I watched while Aunt Nettie loaded six giant silver trays with handmade truffles and bonbons and with fruits dipped in chocolate coating for Clementine Ripley. Candies in dark chocolate, milk chocolate, white chocolate; strawberries and dried apricots half covered with dark chocolate; fresh raspberries mounted on disks of white chocolate and drizzled with milk chocolate—she arranged them into swirling designs of yummy. Each type of truffle or bonbon was decorated in a different way or came in a different shape. A dark chocolate pyramid was coffeeflavored. The white-chocolate-covered truffle with milk chocolate stripes was almond-flavored, its milk chocolate interior flavored with Amaretto. The oval bonbon, made of dark chocolate and decorated with a flower, had a cherry-flavored filling. This went on through sixteen different kinds of truffles and bonbons.

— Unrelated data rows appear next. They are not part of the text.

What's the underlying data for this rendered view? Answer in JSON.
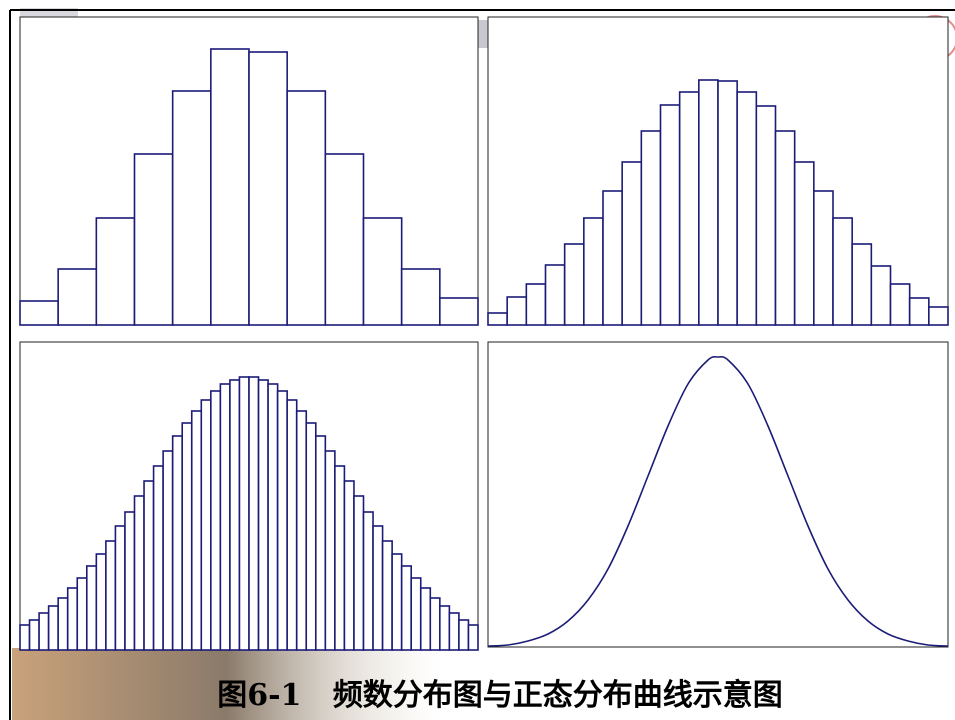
{
  "chart_data": [
    {
      "type": "bar",
      "color": "#1c1c78",
      "ylim": [
        0,
        308
      ],
      "values": [
        24,
        56,
        107,
        171,
        234,
        276,
        273,
        234,
        171,
        107,
        56,
        27
      ]
    },
    {
      "type": "bar",
      "color": "#1c1c78",
      "ylim": [
        0,
        308
      ],
      "values": [
        12,
        28,
        41,
        60,
        81,
        107,
        134,
        163,
        194,
        220,
        233,
        245,
        244,
        233,
        219,
        194,
        163,
        134,
        107,
        81,
        59,
        41,
        27,
        18
      ]
    },
    {
      "type": "bar",
      "color": "#1c1c78",
      "ylim": [
        0,
        308
      ],
      "values": [
        25,
        30,
        37,
        44,
        52,
        62,
        72,
        84,
        96,
        109,
        124,
        138,
        154,
        169,
        184,
        199,
        214,
        227,
        239,
        250,
        259,
        266,
        270,
        273,
        273,
        270,
        266,
        259,
        250,
        239,
        227,
        214,
        199,
        184,
        169,
        154,
        138,
        124,
        109,
        96,
        84,
        72,
        62,
        52,
        44,
        37,
        30,
        25
      ]
    },
    {
      "type": "line",
      "color": "#1c1c78",
      "xlim": [
        0,
        460
      ],
      "ylim": [
        0,
        305
      ],
      "x": [
        0,
        20,
        40,
        60,
        80,
        100,
        120,
        140,
        160,
        180,
        200,
        220,
        230,
        240,
        260,
        280,
        300,
        320,
        340,
        360,
        380,
        400,
        420,
        440,
        460
      ],
      "values": [
        1,
        2,
        6,
        13,
        26,
        47,
        78,
        121,
        171,
        221,
        263,
        287,
        290,
        287,
        263,
        221,
        171,
        121,
        78,
        47,
        26,
        13,
        6,
        2,
        1
      ]
    }
  ],
  "caption": "图6-1   频数分布图与正态分布曲线示意图"
}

When I’d worked behind the counter as a teenager, I’d known them all. Now I could identify only a few, but that didn’t matter. All were genuine luxury chocolates—no jellies or chewy caramels or hard centers—and every flavor could lift me into a state of ecstasy. Aunt Nettie’s chocolates were guaranteed to wow the guests at the fund-raiser Clementine Ripley was sponsoring for the Great Lakes Animal Rescue League. It was a big event, or so the Warner Pier weekly had claimed. Guests were coming from Chicago and Detroit—all carrying big checks for the Rescue League.
I snagged an Amaretto truffle Aunt Nettie hadn’t placed on a tray yet and bit into it, savoring every sweet, almond-flavored morsel. Every TenHuis Chocolade employee is allowed two free chocolates each working day—a perk I found more pleasant than a company car would have been.
When the first tray was completely filled, Aunt Nettie covered it with plastic wrap, and I picked it up and carried it toward the alley, where I had parked.
“Start the air-conditioning!” Aunt Nettie said.
“I will, I will! I’m not taking a chance on having a couple of thousand dollars’ worth of chocolate melt all over my van.”
Warner Pier’s summer weather is usually balmy. People come here to get away from the heat elsewhere in the Midwest. Most Warner Pier folks don’t bother to have air-conditioned cars, and many—including Aunt Nettie—don’t even have air-conditioned houses, though she keeps the chocolate shop and workroom chilly. But the lakeshore does have a few really hot muggy days each summer, and this happened to be one of them.